The 16 winners of the 2020 “PandemiDiarios” program and the 21 winners of the 2021 “PandemiDiarios on the Border” program created written works, photographs, short films, murals and more representing life during the pandemic. The 2021 program focused on life during the pandemic, specifically in the U.S.-Mexico region.
Since the program started in 2020, the Confluencenter for Creative Inquiry has provided over $10,000 in microgrants to the selected participants through the Fronteridades program in partnership with the Andrew W. Mellon Foundation.
“During the peak of the pandemic, there was a national conversation among humanities and arts organizations regarding the incentives or the opportunities to make sure that people not only in the academic community but also in our communities had access to small pockets of funding to make sense out of the pandemic, out of their experiences,” said Javier Duran, the director of the Confluencenter for Creative Inquiry. “And so we took that idea and applied it locally and we created a small grant program called PandemiDiarios, which is really this account of the daily life of people and how they are coping with the pandemic.”

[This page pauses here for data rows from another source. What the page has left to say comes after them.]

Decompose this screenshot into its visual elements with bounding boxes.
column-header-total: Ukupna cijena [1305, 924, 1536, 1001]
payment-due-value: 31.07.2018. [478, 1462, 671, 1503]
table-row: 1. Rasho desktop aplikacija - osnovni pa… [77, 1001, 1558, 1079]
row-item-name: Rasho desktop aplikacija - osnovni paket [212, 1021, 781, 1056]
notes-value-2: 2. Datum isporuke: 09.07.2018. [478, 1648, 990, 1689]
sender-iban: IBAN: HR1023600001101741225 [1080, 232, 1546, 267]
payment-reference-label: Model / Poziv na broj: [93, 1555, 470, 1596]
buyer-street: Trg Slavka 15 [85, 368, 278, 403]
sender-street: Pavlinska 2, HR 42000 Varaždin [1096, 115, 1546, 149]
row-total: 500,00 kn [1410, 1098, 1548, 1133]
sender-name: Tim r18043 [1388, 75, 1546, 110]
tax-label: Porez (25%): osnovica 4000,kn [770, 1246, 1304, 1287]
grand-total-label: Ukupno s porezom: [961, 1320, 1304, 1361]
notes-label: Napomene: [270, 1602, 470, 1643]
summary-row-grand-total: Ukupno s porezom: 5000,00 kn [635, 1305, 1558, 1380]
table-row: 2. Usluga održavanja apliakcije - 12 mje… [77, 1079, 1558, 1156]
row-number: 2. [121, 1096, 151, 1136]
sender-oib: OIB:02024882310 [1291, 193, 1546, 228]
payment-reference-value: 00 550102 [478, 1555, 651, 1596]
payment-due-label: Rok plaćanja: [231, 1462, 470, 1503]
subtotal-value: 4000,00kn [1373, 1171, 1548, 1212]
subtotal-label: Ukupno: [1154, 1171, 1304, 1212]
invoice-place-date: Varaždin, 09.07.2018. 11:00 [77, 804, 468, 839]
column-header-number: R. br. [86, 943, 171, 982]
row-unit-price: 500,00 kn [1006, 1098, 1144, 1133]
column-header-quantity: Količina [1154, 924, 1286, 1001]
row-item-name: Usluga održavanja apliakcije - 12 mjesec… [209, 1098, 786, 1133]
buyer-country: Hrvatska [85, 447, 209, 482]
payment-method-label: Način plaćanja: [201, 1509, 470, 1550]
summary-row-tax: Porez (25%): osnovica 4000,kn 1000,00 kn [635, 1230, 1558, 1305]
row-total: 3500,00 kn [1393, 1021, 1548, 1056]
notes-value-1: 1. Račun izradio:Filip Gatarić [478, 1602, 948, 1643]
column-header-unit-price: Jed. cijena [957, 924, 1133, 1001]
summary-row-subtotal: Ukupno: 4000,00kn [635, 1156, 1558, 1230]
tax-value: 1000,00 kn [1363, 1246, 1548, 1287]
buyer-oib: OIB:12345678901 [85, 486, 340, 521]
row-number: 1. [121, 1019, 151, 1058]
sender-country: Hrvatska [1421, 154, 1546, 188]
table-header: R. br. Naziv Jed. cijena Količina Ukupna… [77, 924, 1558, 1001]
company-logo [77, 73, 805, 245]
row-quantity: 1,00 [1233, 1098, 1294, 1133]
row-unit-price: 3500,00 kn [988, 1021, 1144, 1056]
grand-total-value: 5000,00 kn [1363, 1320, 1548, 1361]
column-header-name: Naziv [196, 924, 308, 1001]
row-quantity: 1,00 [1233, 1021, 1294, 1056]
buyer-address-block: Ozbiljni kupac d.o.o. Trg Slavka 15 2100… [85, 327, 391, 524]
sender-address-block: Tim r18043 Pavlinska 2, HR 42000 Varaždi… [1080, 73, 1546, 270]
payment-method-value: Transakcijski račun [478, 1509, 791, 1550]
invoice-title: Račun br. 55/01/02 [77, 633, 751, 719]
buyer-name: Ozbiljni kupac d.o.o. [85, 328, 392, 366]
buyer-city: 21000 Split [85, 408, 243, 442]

The PandemiDiarios participants include 15 local community members, 13 UA students and five UA employees, according to their website.
One of the 2021 winners includes Ruben Urrea Moreno, a local muralist and a senior exhibit preparator at the Arizona State Museum.
Moreno’s art project titled, "On the inside looking out," is a large portable mural made from recycled billboard banners featuring a saguaro cactus adorned with wildlife native to the U.S.-Mexico region.
The piece represents “the proliferation of Sonoran Desert animals inhabiting new spaces while people stay home,” according to the PandemiDiarios website.
“I turned this saguaro into like the sanctuary of our home,” he said. “And the top of the saguaro was like a cage. And it was perfect because the saguaro already has lines like the cage, and I kind of felt like everybody was kind of trapped at home. And then above the saguaro was this skull symbol and that's like the coronavirus looming over our head, but inside, we're safe. And then we have our pets and we have our music, and outside, we're witnessing all these animals kind of have free rein of the world.”
Moreno chose to work with large banners because of their portability, making it easier to place the mural around various places across the city, most recently on the side of La Estrella Bakery on South 12th Avenue and West Nebraska Street.
“I can go put it up somewhere around town and I can even move it around, you know, I can like, instantly beautify a neighborhood that needs a little bit of beautification,” Moreno said. “And the main reason I decided to do it this way is because when you're working a full-time schedule, it's really hard to go to a job site and set up and then paint and then tear down and come back home.”
Moreno says he was “surprised and honored” when he found out that his work would be digitally archived in the UA’s special collections.
“I never even thought of anything on my own being digitally archived,” he said. “But it makes total sense (to digitally archive) because of the direction our world is going. I looked at the projects that are being archived and the variety of them is just so beautiful. And to be a part of the group of artists and the whole process of what they did with the PandemiDiarios, it was pretty special.”
While the Confluencenter for Creative Inquiry focuses on the arts, humanities and social sciences through the sponsorship of interdisciplinary projects, Duran says one of the most significant components of the center is community engagement and how to get our diverse community involved in those projects.
Although it’s hard to say if the center could continue this program next year given the unpredictability of COVID-19, Duran says he is open to having a post-pandemic project in the future where people document lessons learned throughout the pandemic.
“I think it's an opportunity to really showcase our diversity and the diversity of voices and also a creative incentive in a time in which a lot of people feel really, really left out of things,” Duran said. “We are a very resilient community and creative and that creative energy is manifested in many different ways. The PandemiDiarios are a great example of how our Tucson and Southern Arizona communities were really, really not only coping, but trying to succeed in a moment of despair.”